In nearly all cases, the only covered diagnosis and justification for VA treatment referral is chronic pain. Acupuncture, meditation, and energy cultivation exercises have been clearly shown in many medical studies to treat mental-emotional disorders, insomnia, and PTS symptoms very effectively. These ancient arts have existed for thousands of years, and have proven highly effective at alleviating the symptoms and conditions suffered by hundreds of thousands of veterans. But these symptoms and conditions are not yet covered by the VA for acupuncture treatment.

 

In cases where funding has been available, or the many instances when LoPriore Sensei has simply treated veterans for free because it was not, at least 12-36 treatments have been necessary for satisfactory or optimal treatment outcomes. This is due to the frequent co-occurrence of symptoms such as severe, multi-site chronic pain and/or injury, PTS, anxiety, hyper-vigilance, depression, insomnia, chronic fatigue, poor self-image, and drug dependency or self-medication with alcohol. There is a huge gap between what veterans and active duty military members need— –and how urgently they need it, often to prevent suicide—and what the VA currently offers in this area. Additionally, there are very, very few practitioners in the U.S. are fully qualified to do this work.

 

The acupuncture treatment currently offered within the VA in Connecticut (as of October, 2015) requires a “3-5 month wait,” according to VA sources.

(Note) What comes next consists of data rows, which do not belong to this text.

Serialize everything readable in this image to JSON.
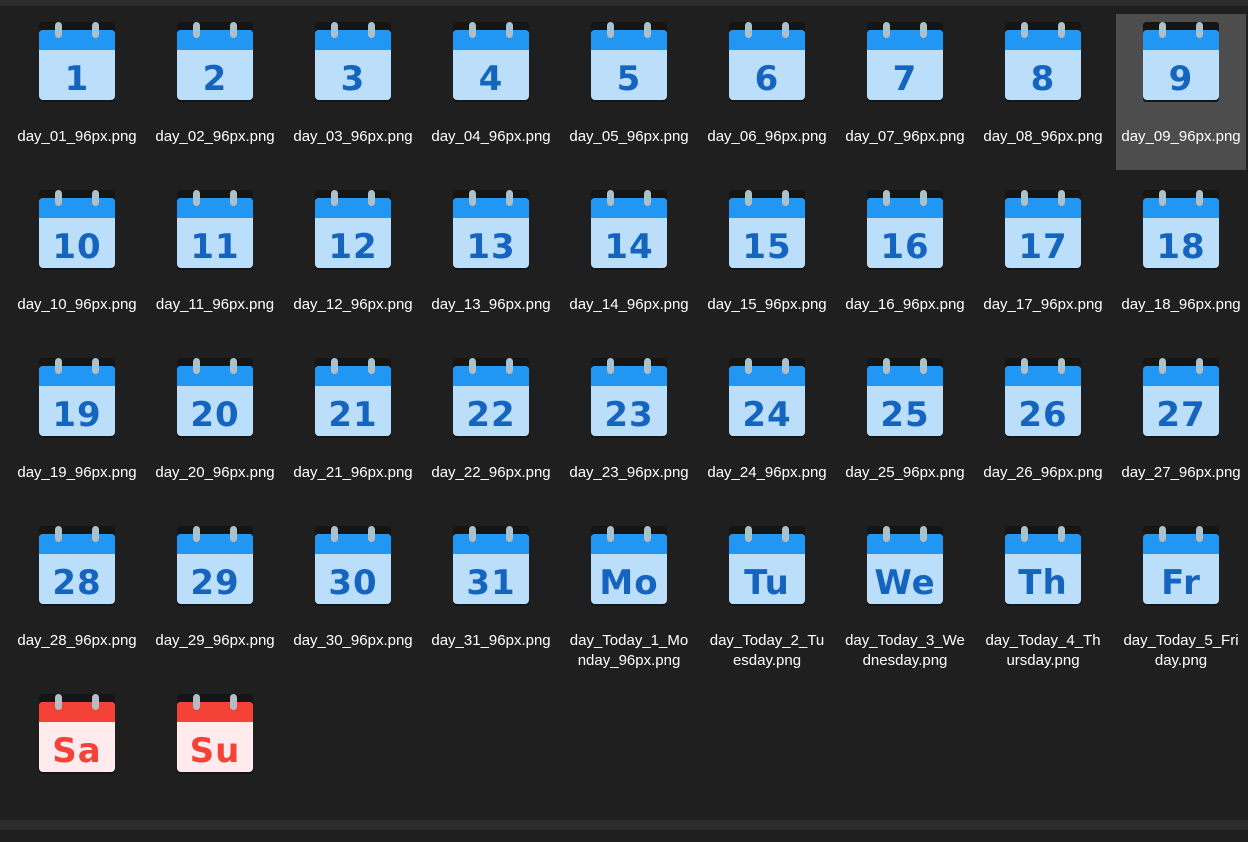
{
  "files": [
    {
      "day": "1",
      "name": "day_01_96px.png",
      "selected": false,
      "color": "blue"
    },
    {
      "day": "2",
      "name": "day_02_96px.png",
      "selected": false,
      "color": "blue"
    },
    {
      "day": "3",
      "name": "day_03_96px.png",
      "selected": false,
      "color": "blue"
    },
    {
      "day": "4",
      "name": "day_04_96px.png",
      "selected": false,
      "color": "blue"
    },
    {
      "day": "5",
      "name": "day_05_96px.png",
      "selected": false,
      "color": "blue"
    },
    {
      "day": "6",
      "name": "day_06_96px.png",
      "selected": false,
      "color": "blue"
    },
    {
      "day": "7",
      "name": "day_07_96px.png",
      "selected": false,
      "color": "blue"
    },
    {
      "day": "8",
      "name": "day_08_96px.png",
      "selected": false,
      "color": "blue"
    },
    {
      "day": "9",
      "name": "day_09_96px.png",
      "selected": true,
      "color": "blue"
    },
    {
      "day": "10",
      "name": "day_10_96px.png",
      "selected": false,
      "color": "blue"
    },
    {
      "day": "11",
      "name": "day_11_96px.png",
      "selected": false,
      "color": "blue"
    },
    {
      "day": "12",
      "name": "day_12_96px.png",
      "selected": false,
      "color": "blue"
    },
    {
      "day": "13",
      "name": "day_13_96px.png",
      "selected": false,
      "color": "blue"
    },
    {
      "day": "14",
      "name": "day_14_96px.png",
      "selected": false,
      "color": "blue"
    },
    {
      "day": "15",
      "name": "day_15_96px.png",
      "selected": false,
      "color": "blue"
    },
    {
      "day": "16",
      "name": "day_16_96px.png",
      "selected": false,
      "color": "blue"
    },
    {
      "day": "17",
      "name": "day_17_96px.png",
      "selected": false,
      "color": "blue"
    },
    {
      "day": "18",
      "name": "day_18_96px.png",
      "selected": false,
      "color": "blue"
    },
    {
      "day": "19",
      "name": "day_19_96px.png",
      "selected": false,
      "color": "blue"
    },
    {
      "day": "20",
      "name": "day_20_96px.png",
      "selected": false,
      "color": "blue"
    },
    {
      "day": "21",
      "name": "day_21_96px.png",
      "selected": false,
      "color": "blue"
    },
    {
      "day": "22",
      "name": "day_22_96px.png",
      "selected": false,
      "color": "blue"
    },
    {
      "day": "23",
      "name": "day_23_96px.png",
      "selected": false,
      "color": "blue"
    },
    {
      "day": "24",
      "name": "day_24_96px.png",
      "selected": false,
      "color": "blue"
    },
    {
      "day": "25",
      "name": "day_25_96px.png",
      "selected": false,
      "color": "blue"
    },
    {
      "day": "26",
      "name": "day_26_96px.png",
      "selected": false,
      "color": "blue"
    },
    {
      "day": "27",
      "name": "day_27_96px.png",
      "selected": false,
      "color": "blue"
    },
    {
      "day": "28",
      "name": "day_28_96px.png",
      "selected": false,
      "color": "blue"
    },
    {
      "day": "29",
      "name": "day_29_96px.png",
      "selected": false,
      "color": "blue"
    },
    {
      "day": "30",
      "name": "day_30_96px.png",
      "selected": false,
      "color": "blue"
    },
    {
      "day": "31",
      "name": "day_31_96px.png",
      "selected": false,
      "color": "blue"
    },
    {
      "day": "Mo",
      "name": "day_Today_1_Monday_96px.png",
      "selected": false,
      "color": "blue"
    },
    {
      "day": "Tu",
      "name": "day_Today_2_Tuesday.png",
      "selected": false,
      "color": "blue"
    },
    {
      "day": "We",
      "name": "day_Today_3_Wednesday.png",
      "selected": false,
      "color": "blue"
    },
    {
      "day": "Th",
      "name": "day_Today_4_Thursday.png",
      "selected": false,
      "color": "blue"
    },
    {
      "day": "Fr",
      "name": "day_Today_5_Friday.png",
      "selected": false,
      "color": "blue"
    },
    {
      "day": "Sa",
      "name": "",
      "selected": false,
      "color": "red"
    },
    {
      "day": "Su",
      "name": "",
      "selected": false,
      "color": "red"
    }
  ],
  "colors": {
    "background": "#1f1f1f",
    "selection": "#4d4d4d",
    "calendar_head_blue": "#2196f3",
    "calendar_body_blue": "#bbdefb",
    "calendar_text_blue": "#1565c0",
    "calendar_head_red": "#f44336",
    "calendar_body_red": "#ffebee",
    "calendar_text_red": "#f44336",
    "calendar_ring": "#b0bec5"
  },
  "icon": "calendar-icon",
  "status": {
    "text": ""
  }
}
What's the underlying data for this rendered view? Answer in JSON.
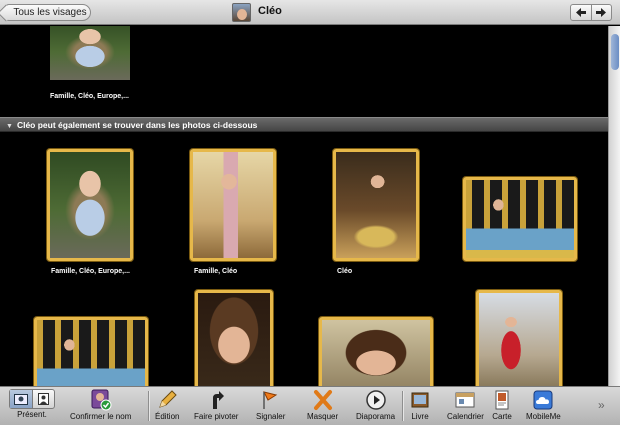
{
  "header": {
    "back_label": "Tous les visages",
    "title": "Cléo"
  },
  "top_photo": {
    "caption": "Famille, Cléo, Europe,..."
  },
  "section": {
    "label": "Cléo peut également se trouver dans les photos ci-dessous"
  },
  "photos_row1": [
    {
      "caption": "Famille, Cléo, Europe,..."
    },
    {
      "caption": "Famille, Cléo"
    },
    {
      "caption": "Cléo"
    },
    {
      "caption": ""
    }
  ],
  "toolbar": {
    "present_label": "Présent.",
    "confirm_label": "Confirmer le nom",
    "edit_label": "Édition",
    "rotate_label": "Faire pivoter",
    "flag_label": "Signaler",
    "hide_label": "Masquer",
    "slideshow_label": "Diaporama",
    "book_label": "Livre",
    "calendar_label": "Calendrier",
    "card_label": "Carte",
    "mobileme_label": "MobileMe",
    "more_label": "»"
  },
  "colors": {
    "selection_border": "#e6b84a",
    "background": "#000000"
  }
}
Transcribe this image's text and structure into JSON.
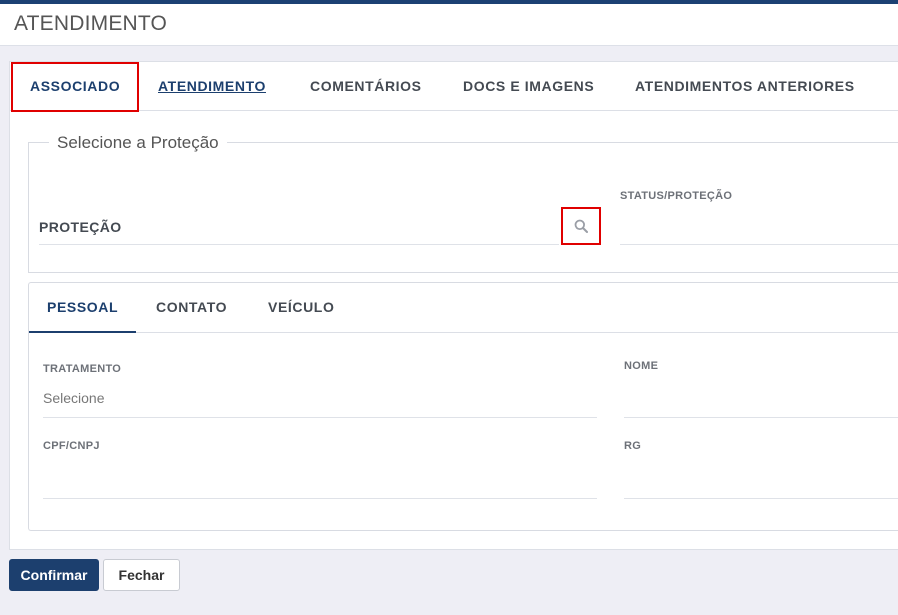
{
  "header": {
    "title": "ATENDIMENTO"
  },
  "tabs": [
    "ASSOCIADO",
    "ATENDIMENTO",
    "COMENTÁRIOS",
    "DOCS E IMAGENS",
    "ATENDIMENTOS ANTERIORES"
  ],
  "protection": {
    "legend": "Selecione a Proteção",
    "field_label": "PROTEÇÃO",
    "search_icon": "search-icon",
    "status_label": "STATUS/PROTEÇÃO",
    "status_value": ""
  },
  "subtabs": [
    "PESSOAL",
    "CONTATO",
    "VEÍCULO"
  ],
  "personal": {
    "tratamento_label": "TRATAMENTO",
    "tratamento_value": "Selecione",
    "nome_label": "NOME",
    "nome_value": "",
    "cpf_label": "CPF/CNPJ",
    "cpf_value": "",
    "rg_label": "RG",
    "rg_value": ""
  },
  "buttons": {
    "confirm": "Confirmar",
    "close": "Fechar"
  },
  "colors": {
    "accent": "#1c3f6e",
    "highlight": "#e00000"
  }
}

It is offered at only two sites, (West Haven and New Britain), making it very difficult for many ill or chronic pain patients in Southeastern CT to obtain, but there is hope.  More and more veterans have been referred to qualified Licensed Acupuncturists in Connecticut through the Veterans’s Choice program.  See your VA Primary Care Physician for a referral if you would like to see if you qualify.